Obviously, as a very good English person she apologised for something that she didn´t do or participate in. The same as when a beautiful old lady apologised to my Australian wife one day in the park because the weather was horrible. Those types of “sorrys” are as typical as the Queen, the Earl Grey, the cricket and all the things that make this land an amazing country and amazing place to make a living.
So to answer the question that I formulated in the beggining; “What would you do?¨
The answer is nothing. You do nothing. Just nothing. At least not in that moment. Then later, you think, you ponder, you meditate and finally you get some inspiration and a bit of help from your wife that frees you of the 33 pound toddler for enough time to allow you to put your thoughts in order and write them down.
Today, my fellow English friends, you will have a amazing opportunity to vote… to vote about this. After about seven years living here I have never experienced any episode of xenophobia like this and I wonder if this is what this vote will be about for so many. Some of you will disregard thought saying something like: “bah, he was just a chav”. Yes, maybe he was, it could be true; and everybody knows how dramatic we Spanish are, always surrounded by drama and emotion. Yes, I suppose it could be.
But I have to say that I´m feeling the temperature rising in this regard, little by little. A door has been opened and the current that entered has empowered people, fueled their prejudices. And so whatever happens in the referendum, it will likely signal no return. Maybe we will reach the point where foreigners no longer feel welcome, where it would feel uncomfortable to speak your own language, less pleasant to keep some of your customs, harder to make some mistakes, such as taking the wrong side of the stairs.

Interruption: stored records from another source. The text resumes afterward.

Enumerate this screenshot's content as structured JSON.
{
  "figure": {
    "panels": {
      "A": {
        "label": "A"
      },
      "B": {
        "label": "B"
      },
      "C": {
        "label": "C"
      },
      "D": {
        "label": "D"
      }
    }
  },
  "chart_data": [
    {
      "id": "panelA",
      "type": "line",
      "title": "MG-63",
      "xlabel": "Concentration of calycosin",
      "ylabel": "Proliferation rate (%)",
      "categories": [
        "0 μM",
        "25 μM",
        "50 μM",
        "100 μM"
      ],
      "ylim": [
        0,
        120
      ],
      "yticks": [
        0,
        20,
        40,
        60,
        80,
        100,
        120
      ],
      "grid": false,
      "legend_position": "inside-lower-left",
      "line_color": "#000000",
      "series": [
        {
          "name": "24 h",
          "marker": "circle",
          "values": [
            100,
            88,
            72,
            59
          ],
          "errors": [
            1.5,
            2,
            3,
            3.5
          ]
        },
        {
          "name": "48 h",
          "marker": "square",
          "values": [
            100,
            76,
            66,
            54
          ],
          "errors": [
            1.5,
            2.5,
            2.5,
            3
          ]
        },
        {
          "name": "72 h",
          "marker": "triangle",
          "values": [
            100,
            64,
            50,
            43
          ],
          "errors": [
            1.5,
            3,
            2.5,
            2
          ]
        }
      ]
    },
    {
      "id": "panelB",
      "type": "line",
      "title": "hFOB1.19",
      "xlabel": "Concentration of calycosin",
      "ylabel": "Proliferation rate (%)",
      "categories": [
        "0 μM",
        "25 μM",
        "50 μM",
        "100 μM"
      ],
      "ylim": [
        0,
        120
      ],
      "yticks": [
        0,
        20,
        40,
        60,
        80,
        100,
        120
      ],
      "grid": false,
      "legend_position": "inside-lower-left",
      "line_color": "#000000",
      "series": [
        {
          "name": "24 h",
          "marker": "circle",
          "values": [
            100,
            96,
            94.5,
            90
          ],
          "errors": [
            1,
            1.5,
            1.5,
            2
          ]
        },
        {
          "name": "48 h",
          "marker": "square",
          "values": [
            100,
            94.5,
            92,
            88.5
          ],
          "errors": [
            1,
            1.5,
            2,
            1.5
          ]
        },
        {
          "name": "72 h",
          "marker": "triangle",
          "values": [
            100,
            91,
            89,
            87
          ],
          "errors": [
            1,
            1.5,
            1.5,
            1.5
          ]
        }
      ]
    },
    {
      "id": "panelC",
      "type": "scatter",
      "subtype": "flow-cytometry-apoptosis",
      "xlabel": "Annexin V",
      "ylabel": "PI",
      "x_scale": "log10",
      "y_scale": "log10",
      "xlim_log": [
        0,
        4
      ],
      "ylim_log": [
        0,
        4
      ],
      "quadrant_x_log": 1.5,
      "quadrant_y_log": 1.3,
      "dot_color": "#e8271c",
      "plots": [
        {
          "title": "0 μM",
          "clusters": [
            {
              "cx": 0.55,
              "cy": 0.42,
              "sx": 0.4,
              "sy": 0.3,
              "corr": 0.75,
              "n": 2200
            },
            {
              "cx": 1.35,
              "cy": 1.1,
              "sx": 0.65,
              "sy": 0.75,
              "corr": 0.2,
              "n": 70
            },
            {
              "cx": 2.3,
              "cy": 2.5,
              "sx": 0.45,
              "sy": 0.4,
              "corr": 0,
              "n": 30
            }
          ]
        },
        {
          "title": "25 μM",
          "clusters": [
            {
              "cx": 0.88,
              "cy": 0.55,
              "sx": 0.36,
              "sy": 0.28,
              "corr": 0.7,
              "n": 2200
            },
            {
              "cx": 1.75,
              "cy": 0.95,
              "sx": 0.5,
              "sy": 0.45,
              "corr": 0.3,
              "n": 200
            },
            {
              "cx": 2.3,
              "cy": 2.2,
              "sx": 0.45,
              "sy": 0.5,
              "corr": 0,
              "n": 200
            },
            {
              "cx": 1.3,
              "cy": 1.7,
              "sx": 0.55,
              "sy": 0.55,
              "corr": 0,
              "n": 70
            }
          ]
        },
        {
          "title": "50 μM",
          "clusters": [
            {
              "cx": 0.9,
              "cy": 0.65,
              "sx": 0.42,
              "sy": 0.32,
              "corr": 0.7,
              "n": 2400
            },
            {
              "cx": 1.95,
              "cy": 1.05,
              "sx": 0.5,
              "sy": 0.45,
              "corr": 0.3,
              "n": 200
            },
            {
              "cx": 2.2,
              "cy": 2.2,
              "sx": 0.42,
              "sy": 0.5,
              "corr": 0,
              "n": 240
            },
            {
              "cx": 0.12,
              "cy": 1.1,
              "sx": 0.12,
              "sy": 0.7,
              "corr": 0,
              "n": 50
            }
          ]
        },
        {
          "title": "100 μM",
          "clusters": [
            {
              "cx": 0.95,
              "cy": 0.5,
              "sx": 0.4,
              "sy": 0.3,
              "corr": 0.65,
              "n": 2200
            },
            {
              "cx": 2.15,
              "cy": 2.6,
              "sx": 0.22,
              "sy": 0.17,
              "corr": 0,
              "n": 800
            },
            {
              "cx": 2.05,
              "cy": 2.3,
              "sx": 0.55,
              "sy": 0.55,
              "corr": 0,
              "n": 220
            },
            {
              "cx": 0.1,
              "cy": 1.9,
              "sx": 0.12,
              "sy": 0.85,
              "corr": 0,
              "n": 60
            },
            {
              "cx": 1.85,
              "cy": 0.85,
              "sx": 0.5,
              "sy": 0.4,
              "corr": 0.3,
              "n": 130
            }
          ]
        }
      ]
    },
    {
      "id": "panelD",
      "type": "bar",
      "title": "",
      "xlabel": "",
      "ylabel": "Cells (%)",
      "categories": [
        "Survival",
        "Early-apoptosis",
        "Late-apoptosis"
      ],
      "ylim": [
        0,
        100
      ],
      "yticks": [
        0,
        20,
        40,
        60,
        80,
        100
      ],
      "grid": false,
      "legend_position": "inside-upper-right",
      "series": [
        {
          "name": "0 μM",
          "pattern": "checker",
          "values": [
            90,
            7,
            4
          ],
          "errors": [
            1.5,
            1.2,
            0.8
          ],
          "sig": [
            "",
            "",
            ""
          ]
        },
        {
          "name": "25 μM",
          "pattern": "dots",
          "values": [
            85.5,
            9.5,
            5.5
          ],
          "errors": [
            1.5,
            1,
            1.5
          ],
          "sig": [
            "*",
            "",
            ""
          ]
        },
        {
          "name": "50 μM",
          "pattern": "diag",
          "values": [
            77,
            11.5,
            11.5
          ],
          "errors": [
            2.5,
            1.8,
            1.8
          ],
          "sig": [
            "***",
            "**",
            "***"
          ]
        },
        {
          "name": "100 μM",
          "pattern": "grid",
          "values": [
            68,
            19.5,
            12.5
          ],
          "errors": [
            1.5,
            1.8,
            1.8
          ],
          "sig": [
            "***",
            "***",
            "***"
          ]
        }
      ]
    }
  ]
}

Maybe not. Maybe it is true that I´m being too Spanish.
I love democracy and I really feel that we should give people opportunity to choose. I don´t like the EU either, it represents the money of Europe and not the people. And I really believe that we should begin to rebuild it so that future generations don´t suffer the disatrous consequences of taking the wrong paths.
The big problem I´m seen here with this referendum is that the reasons you are going to vote the way you are, are wrong. Voting from fear rather than thinking about the common good. It is exactly the same reason, only slightly more sophisticated, as when my son yells “mine, mine!!!” in the playground when some kids around want to play with his cars.
“Mine, mine!”.
Toddlers don´t know the beauty in sharing, they are not capable of seeing the joy in cooperation, not mature enough to understand the effectiviness of or profit from team work, and ultimately not able to realise the blessing of solidarity.
In this referendum you are voting not only remain or leave, if you think further, you are voting about what type of country you want. One where people shout at you “this is England” or one where they gently help you carry your buggy with your 33 pound kid in it.
Both countries live in you, today you have to decide which one will win the future.
2 comentarios:
I enjoy more your writing in English than Spanish. That s a real good article and so true.
Regards from London
Muy fan desde hace mucho, ahora soy yo la que se encuentra viviendo en UK. Si te da la vida sería interesante un artículo reflexión acerca de tu evolución en estos años. Evolución en general pero no voy a engañarte, estoy especialmente interesada en la parte lingüística, ya que aunque vivo en Inglés desde hace un año y medio a veces pienso si seré yo la única Española fisiológicamente incapaz de hablar de puta madre inglés de una, valga la redundancia, puta vez. Gracias por las risas y toooooda la información tan útil!